Tears spring to my eyes. I collapse into him, going slack in every muscle. My head lolls against his shoulder, my legs sliding out to rest limply on the floor. When he pushes a finger between my legs and finds my clit, I release a hoarse cry. The burst of sensation overcomes my body, threatening to overload the system. I start crying, needing the outlet as everything is strung tight, hovering.

Killian starts working his hips against me, slight movements that jostle me against the stiff intrusion in my ass. More sensation, more mind-numbing, paralyzing bursts of electricity. I can’t think, I can’t move. All I can do is sit here and take. The sensations coil and twist, tightening deep in my gut. I jerk from the force of it, spasms making my legs bounce against the floor, bolts making me lurch and catch on the stiff dildo, creating more overpowering sensations.

My moans fill the room, a long cascade only broken off by sniffles and cries.

“Come for me,” Killian whispers, then hardens his voice to a sneer. “Show me what a dirty little ass slut you are and come while you fuck the wooden dildo.”

It’s not his soft whispers that drive me mad with lust. It’s his mocking, vile words that makes me hump the horrible thing, moving up and down with slight motions, grinding against his hand, grinding against the unforgiving stiffness impaling me.

My moans grow longer, my sobs shorter. My feet stiffen against the floor, and every fiber inside me coils tight. With a scream, I lurch over the edge, clawing at Killian’s thighs, dropping my head further back on his shoulder, utterly lost in the mind-numbing ecstasy.

“Killian,” I moan through the last stutters of pleasure. “Killian,” I repeat breathily as I come down. He’s my whole world. Everything I crave, all I’ve ever wanted.

“Hmm,” he hums, gripping me tighter.

Silence descends. My panting is the only sound for a while, but eventually it dies down, leaving the room in a peaceful calm.

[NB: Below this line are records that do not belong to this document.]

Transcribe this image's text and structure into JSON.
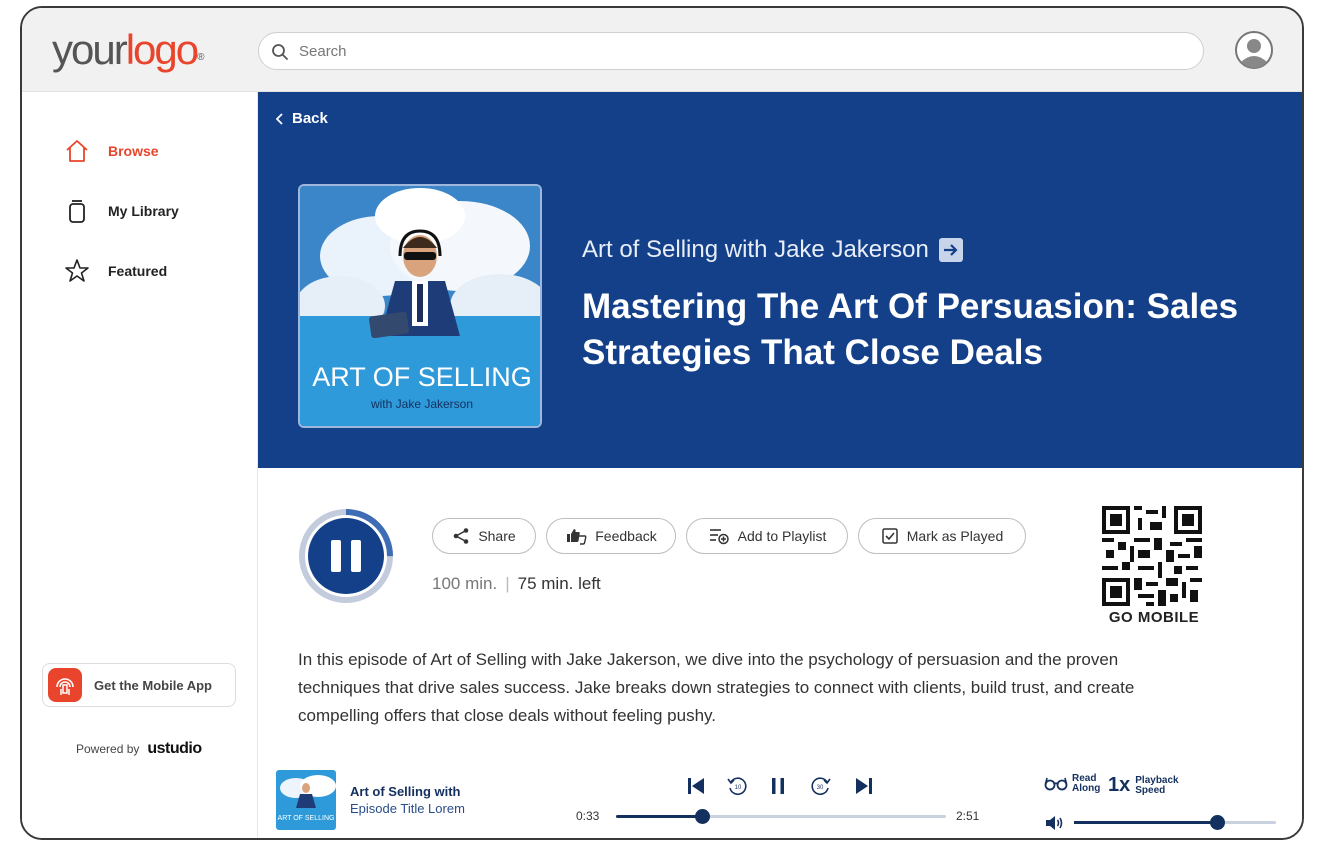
{
  "header": {
    "logo_part1": "your",
    "logo_part2": "logo",
    "logo_mark": "®",
    "search_placeholder": "Search",
    "avatar_icon": "user-avatar-icon"
  },
  "sidebar": {
    "items": [
      {
        "label": "Browse",
        "icon": "home-icon",
        "active": true
      },
      {
        "label": "My Library",
        "icon": "library-icon",
        "active": false
      },
      {
        "label": "Featured",
        "icon": "star-icon",
        "active": false
      }
    ],
    "get_app_label": "Get the Mobile App",
    "powered_by": "Powered by",
    "powered_brand": "ustudio"
  },
  "hero": {
    "back_label": "Back",
    "cover_title": "ART OF SELLING",
    "cover_subtitle": "with Jake Jakerson",
    "show_title": "Art of Selling with Jake Jakerson",
    "episode_title": "Mastering The Art Of Persuasion: Sales Strategies That Close Deals"
  },
  "actions": {
    "share": "Share",
    "feedback": "Feedback",
    "add_to_playlist": "Add to Playlist",
    "mark_as_played": "Mark as Played"
  },
  "duration": {
    "total": "100 min.",
    "remaining": "75 min. left",
    "progress_fraction": 0.25
  },
  "qr": {
    "label": "GO MOBILE"
  },
  "description": "In this episode of Art of Selling with Jake Jakerson, we dive into the psychology of persuasion and the proven techniques that drive sales success. Jake breaks down strategies to connect with clients, build trust, and create compelling offers that close deals without feeling pushy.",
  "player": {
    "thumb_title": "ART OF SELLING",
    "title": "Art of Selling with",
    "subtitle": "Episode Title Lorem",
    "current_time": "0:33",
    "total_time": "2:51",
    "progress_fraction": 0.26,
    "skip_back_label": "10",
    "skip_forward_label": "30",
    "read_along_line1": "Read",
    "read_along_line2": "Along",
    "speed": "1x",
    "speed_line1": "Playback",
    "speed_line2": "Speed",
    "volume_fraction": 0.71
  },
  "colors": {
    "accent": "#e8452c",
    "hero_bg": "#14408a",
    "player_dark": "#14305f"
  }
}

I have no idea how long I sit—or hang—here in Killian’s arms. Keeping one arm tight around my waist, he brings his other hand to my forehead, making sure my head doesn’t roll off his shoulder. Every muscle, every joint is loose and slack. I don’t even move a finger. I might even drift off for a while.

Eventually, Killian starts moving. He strokes my hair, rocks me slightly, building awareness in my body and coaxing me back to consciousness.